Le cheval ne donne pas la réponse, mais il crée une situation dans laquelle certaines réactions, parfois difficiles à faire émerger uniquement par les mots, peuvent devenir plus visibles. Elles peuvent alors être vécues dans l’instant, observées, puis travaillées.

Une approche complémentaire autour du traumatisme

Les interventions assistées par le cheval font aujourd’hui l’objet de recherches dans le champ du stress post-traumatique et les résultats disponibles sont encourageants, même si les études restent encore peu nombreuses.

L’équithérapie ne doit pas être considérée comme une solution miracle. Elle peut en revanche constituer une approche complémentaire intéressante, notamment dans le travail autour du corps, de la relation, de la confiance et du sentiment de sécurité. Son intérêt réside aussi dans cette possibilité de proposer une expérience différente, qui ne repose pas uniquement sur l’échange verbal. Elle vient ainsi enrichir ce qui peut être abordé par d’autres formes d’accompagnement.

Pour les personnes qui souhaitent découvrir cette approche ou rechercher un professionnel près de chez elles, la Société Française d’Équithérapie et le Syndicat Interprofessionnel des Praticiens de la Médiation Équine proposent également des annuaires permettant d’identifier des praticiens et des structures sur le territoire.

Une expérience inscrite dans la durée

Stéphane Saison, Président de l’association APTE, a récemment débuté un travail en équithérapie, appelé à s’inscrire dans le temps. Jusqu’alors peu familier des chevaux, ces premières séances lui permettent de découvrir l’animal, mais aussi la manière dont une relation peut peu à peu se construire avec lui.

Avec Ñusta (qui veut dire princesse en péruvien), la jument qui l’accompagne dans ce travail, les premiers repères commencent à s’installer. Après deux séances, une confiance mutuelle semble déjà émerger, laissant davantage de place au contact, à l’observation et à ce qui peut se jouer dans la rencontre.

Il est bien sûr trop tôt pour en tirer des conclusions. L’intérêt est plutôt de suivre, au fil des séances, ce que peut faire évoluer et la place qu’elle pourra progressivement prendre dans un accompagnement plus global.

Une place dans le futur centre APTE

C’est aussi dans cette logique que l’équithérapie fera partie des approches thérapeutiques proposées au sein du futur centre APTE, dans un accompagnement pensé autour du bien-être et de la santé mentale des primo-intervenants et de leurs familles.

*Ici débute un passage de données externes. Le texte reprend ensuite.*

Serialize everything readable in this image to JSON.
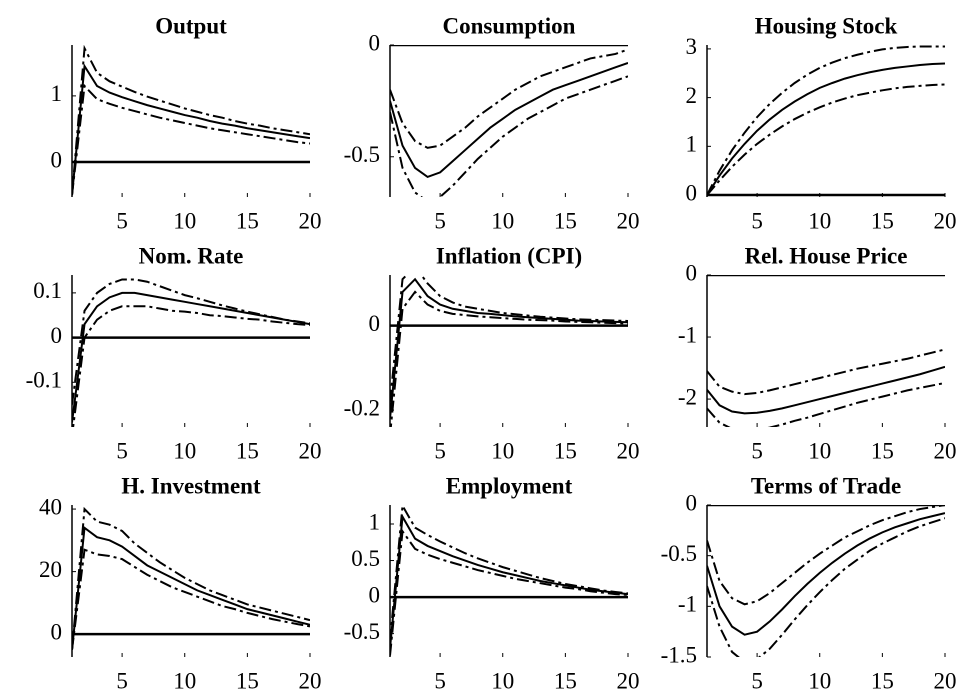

Elle ne remplace pas un suivi psychologique classique, mais propose un autre point d’entrée, par le corps et par la relation avec le cheval, là où les mots seuls ne suffisent pas toujours.

Pour des professionnels habitués à agir, anticiper et garder le contrôle en toutes circonstances, cette expérience peut permettre d’explorer une autre manière d’entrer en relation avec soi-même et avec l’autre.

C’est cette diversité d’approches que l’association APTE souhaite mettre à disposition, pour que chacun trouve le chemin qui lui correspond.